Мы должны были внести возмещение в пятницу, к двенадцати часам дня. Вместо денег мы послали письмо, в котором сообщалось, что Зигфрид Альцуфром умер и его магазин готового платья на улице Германа Геринга перешел к арийскому владельцу. В это время Зигфрид еще был жив; он решил уйти из жизни в ночь с субботы на воскресенье.
Это я, я сама достала яд. Когда я принесла его, Зигфрид покрыл мои руки поцелуями. Он пожелал еще раз увидеть мальчика; Лизбет поехала за ним. Она восприняла решение отца равнодушнее всех, что очень меня удивило. Курт и Бернхард пришли в ужас и пытались его отговорить. Но переубедить отца было невозможно: он уже покончил счеты с жизнью.
Оставаясь до самого конца добросовестным коммерсантом, каким он был всю жизнь, Зигфрид привел в порядок все текущие дела, ответил на письма, оформил документы, оплатил счета. И к субботе, которая постепенно приближалась и которую я, как вы легко поймете, ожидала с тоской и ужасом, он тоже подготовился, причем я сама ему в этом помогала. Нашу большую двуспальную кровать мы перенесли в гостиную я поставили прямо перед портретом старого Натана Альцуфрома.
Я пообещала не плакать и не усложнять ему исполнение его воли. И я ни разу не заплакала. Кровавых слез, которые душили меня, не видел никто.
Гнетущая тишина царила в комнатах, как бывает, когда в доме лежит тяжелобольной. Шепотом разговаривали мы друг с другом и, чувствуя укоры совести, украдкой поглядывали на дверь, за которой был Зигфрид. В ту субботу он долгие часы провел в одиночестве. Один раз на меня напал такой страх, что я подошла к двери, прислушалась и попыталась что-нибудь разглядеть через замочную скважину. Я ничего не услышала и не увидела: занавеси на окнах были опущены.

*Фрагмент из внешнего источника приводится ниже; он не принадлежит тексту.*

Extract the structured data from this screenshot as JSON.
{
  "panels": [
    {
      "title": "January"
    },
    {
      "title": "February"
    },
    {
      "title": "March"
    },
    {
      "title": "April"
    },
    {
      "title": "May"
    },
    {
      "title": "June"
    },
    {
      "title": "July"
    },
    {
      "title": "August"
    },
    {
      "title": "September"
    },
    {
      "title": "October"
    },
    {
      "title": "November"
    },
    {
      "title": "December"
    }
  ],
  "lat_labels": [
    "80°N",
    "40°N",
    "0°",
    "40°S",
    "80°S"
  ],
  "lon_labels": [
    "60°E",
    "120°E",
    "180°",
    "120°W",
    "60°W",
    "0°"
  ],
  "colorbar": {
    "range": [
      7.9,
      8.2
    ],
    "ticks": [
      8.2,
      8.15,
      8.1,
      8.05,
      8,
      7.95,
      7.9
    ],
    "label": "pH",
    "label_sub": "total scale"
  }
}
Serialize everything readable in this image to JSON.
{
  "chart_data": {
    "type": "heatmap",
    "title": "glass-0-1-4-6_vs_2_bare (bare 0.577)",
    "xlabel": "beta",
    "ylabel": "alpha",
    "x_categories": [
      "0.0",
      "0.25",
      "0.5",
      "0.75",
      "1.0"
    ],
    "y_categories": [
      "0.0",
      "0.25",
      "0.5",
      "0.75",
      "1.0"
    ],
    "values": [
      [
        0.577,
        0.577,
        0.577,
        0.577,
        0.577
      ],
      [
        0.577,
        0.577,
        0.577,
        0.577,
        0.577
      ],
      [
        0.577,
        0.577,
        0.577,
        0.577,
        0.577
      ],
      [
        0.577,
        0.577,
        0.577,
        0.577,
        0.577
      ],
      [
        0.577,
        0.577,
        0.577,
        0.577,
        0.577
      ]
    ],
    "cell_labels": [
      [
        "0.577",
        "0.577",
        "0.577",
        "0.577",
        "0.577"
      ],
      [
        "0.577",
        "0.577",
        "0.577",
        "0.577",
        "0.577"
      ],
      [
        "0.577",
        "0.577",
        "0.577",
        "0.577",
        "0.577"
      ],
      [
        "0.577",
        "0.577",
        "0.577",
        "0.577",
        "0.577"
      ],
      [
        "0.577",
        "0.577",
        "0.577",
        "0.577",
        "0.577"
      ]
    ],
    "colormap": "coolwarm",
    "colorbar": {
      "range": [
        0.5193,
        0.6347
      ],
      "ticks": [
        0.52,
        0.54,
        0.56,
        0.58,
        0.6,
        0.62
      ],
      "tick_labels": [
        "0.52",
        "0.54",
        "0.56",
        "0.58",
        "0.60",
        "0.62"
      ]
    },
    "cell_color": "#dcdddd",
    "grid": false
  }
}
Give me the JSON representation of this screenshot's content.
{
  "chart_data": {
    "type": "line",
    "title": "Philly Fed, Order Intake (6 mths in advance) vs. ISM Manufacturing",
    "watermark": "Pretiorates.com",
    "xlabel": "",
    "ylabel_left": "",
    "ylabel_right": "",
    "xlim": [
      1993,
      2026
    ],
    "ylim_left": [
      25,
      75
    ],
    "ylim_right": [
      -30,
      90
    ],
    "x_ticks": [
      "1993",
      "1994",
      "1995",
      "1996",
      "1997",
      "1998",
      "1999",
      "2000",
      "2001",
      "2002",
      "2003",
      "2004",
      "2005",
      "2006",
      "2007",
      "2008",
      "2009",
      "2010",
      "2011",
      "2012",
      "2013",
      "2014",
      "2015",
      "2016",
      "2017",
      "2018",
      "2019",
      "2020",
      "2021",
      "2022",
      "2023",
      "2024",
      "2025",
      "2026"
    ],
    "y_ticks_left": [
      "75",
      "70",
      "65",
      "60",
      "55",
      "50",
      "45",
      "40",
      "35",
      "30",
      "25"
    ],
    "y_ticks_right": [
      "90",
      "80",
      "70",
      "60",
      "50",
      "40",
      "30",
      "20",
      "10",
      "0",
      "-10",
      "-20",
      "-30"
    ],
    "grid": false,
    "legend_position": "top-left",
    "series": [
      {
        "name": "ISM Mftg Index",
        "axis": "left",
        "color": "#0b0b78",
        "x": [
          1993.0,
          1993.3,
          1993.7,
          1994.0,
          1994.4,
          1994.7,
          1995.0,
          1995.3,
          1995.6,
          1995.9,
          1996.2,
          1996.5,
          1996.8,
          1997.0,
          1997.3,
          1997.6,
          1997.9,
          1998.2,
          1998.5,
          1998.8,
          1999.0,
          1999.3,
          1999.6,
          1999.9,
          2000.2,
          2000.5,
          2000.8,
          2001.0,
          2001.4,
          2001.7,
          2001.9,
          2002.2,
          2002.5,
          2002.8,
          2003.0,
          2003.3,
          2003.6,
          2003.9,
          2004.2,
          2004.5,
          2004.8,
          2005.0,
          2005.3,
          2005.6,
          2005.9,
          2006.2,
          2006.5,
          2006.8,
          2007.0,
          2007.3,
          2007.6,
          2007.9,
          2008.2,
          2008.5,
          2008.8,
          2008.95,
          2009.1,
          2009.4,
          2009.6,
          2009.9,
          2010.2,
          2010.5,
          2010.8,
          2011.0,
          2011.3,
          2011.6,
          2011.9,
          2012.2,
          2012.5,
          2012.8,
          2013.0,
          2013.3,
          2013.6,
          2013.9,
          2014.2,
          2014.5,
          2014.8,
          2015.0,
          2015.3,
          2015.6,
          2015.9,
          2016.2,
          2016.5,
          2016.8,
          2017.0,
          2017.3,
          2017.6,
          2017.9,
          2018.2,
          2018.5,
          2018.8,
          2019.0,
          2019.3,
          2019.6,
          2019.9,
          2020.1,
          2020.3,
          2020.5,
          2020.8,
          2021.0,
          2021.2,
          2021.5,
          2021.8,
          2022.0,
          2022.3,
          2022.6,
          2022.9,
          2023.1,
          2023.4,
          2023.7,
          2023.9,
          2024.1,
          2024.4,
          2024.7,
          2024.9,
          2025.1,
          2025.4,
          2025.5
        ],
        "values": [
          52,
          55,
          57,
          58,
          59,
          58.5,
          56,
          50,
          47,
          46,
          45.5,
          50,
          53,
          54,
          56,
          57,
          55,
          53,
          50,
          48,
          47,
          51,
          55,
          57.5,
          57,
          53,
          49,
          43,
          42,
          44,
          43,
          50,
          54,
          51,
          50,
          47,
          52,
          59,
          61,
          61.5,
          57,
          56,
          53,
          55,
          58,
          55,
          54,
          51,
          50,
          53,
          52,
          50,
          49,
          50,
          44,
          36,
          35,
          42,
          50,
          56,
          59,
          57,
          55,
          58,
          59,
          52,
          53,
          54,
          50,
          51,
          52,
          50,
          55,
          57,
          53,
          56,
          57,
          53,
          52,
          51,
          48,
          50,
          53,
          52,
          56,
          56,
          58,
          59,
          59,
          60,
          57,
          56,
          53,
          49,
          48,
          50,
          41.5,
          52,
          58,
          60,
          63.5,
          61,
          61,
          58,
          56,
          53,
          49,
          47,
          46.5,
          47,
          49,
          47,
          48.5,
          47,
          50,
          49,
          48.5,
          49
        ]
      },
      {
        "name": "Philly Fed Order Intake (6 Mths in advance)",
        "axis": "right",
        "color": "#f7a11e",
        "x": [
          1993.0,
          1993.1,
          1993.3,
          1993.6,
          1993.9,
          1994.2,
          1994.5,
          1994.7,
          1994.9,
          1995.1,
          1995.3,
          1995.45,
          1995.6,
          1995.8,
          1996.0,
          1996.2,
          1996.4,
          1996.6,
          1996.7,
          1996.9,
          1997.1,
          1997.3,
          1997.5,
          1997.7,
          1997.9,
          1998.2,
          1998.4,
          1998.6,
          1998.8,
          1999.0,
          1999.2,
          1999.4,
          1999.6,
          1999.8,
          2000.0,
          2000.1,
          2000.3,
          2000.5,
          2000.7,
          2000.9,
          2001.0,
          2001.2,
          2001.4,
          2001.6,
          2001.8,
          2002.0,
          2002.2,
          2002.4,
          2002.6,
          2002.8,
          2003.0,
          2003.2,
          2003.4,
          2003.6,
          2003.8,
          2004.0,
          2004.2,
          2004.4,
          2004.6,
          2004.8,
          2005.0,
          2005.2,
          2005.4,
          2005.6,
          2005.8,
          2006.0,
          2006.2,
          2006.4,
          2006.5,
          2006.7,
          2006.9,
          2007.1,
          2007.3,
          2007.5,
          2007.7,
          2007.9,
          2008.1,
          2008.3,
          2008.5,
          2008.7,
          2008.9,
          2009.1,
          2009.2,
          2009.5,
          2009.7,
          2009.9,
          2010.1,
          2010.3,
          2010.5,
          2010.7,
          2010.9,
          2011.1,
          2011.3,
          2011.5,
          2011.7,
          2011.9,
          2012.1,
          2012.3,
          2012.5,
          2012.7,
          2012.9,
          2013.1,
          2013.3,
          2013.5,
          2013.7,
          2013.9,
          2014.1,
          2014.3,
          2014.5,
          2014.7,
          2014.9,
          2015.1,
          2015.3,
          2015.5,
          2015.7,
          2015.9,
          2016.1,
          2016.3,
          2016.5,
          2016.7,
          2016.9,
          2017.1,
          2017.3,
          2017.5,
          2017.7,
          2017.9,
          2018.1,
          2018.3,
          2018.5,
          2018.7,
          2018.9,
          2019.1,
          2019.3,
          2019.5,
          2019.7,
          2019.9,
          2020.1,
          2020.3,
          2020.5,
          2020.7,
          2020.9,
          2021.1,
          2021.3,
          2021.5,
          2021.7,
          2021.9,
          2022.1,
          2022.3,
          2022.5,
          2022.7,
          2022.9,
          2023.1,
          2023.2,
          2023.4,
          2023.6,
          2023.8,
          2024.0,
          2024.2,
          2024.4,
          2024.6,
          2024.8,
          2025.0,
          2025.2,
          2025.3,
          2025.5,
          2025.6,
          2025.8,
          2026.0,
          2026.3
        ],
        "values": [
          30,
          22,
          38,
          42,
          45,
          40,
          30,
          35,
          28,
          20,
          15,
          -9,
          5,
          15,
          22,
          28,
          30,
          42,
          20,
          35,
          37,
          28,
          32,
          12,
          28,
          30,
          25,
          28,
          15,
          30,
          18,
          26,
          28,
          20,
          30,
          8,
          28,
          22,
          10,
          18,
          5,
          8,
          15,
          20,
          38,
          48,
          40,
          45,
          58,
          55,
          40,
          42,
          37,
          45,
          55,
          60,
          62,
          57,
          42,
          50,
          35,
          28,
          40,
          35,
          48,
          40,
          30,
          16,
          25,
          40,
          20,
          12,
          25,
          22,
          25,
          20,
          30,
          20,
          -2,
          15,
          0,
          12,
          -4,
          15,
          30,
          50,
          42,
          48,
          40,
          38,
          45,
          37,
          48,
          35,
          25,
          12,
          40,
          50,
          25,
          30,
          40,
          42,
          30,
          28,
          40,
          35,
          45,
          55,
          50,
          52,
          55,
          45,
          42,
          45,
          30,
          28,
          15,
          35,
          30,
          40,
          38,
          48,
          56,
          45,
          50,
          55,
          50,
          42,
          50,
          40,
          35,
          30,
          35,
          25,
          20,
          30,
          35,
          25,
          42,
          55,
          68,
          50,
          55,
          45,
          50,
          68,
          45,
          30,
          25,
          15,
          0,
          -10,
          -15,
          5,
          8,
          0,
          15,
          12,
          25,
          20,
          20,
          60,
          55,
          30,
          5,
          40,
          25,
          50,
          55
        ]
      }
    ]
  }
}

И вдруг я не выдержала, побежала к Курту и стала умолять его помешать отцу выполнить его намерение. Курт был бледен, видно было, что ночь он провел без сна.
— Курт, нельзя допустить, чтобы совершилось непоправимое.
— Ты полагаешь, что кто-нибудь сможет его удержать?
— Это необходимо, Курт.
— А как? — спросил он. — Скажи мне — как?
— Если нельзя иначе, то силой, против его воли! — закричала я.
— Значит, позвать полицию? — возразил Курт.
— Но ведь мы не можем, не можем этого допустить, сынок. Нельзя, чтобы отец на наших глазах покончил с собой! Мы все… мы все будем несчастными, Нельзя этого допустить… Нельзя…
— Полиция посадит его за решетку. Это ясно. И он умрет там. — Курт помолчал немного, стараясь не глядеть мне в глаза. — Но ты права, мама. Необходимо это предотвратить. Нужно поговорить с ним.
С этими словами он вышел и направился в комнату к Зигфриду.
Я поплелась в кухню. Жизнь мне опротивела. Я совершенно обессилела от ужаса, отчаяния и горького сознания, что мне все равно не удастся отвести нависшую над нами угрозу; разум, чувства, все мое тело как будто оцепенела. Я сидела на табурете, уставясь невидящими глазами в пространство, без единой ясной мысли в голове…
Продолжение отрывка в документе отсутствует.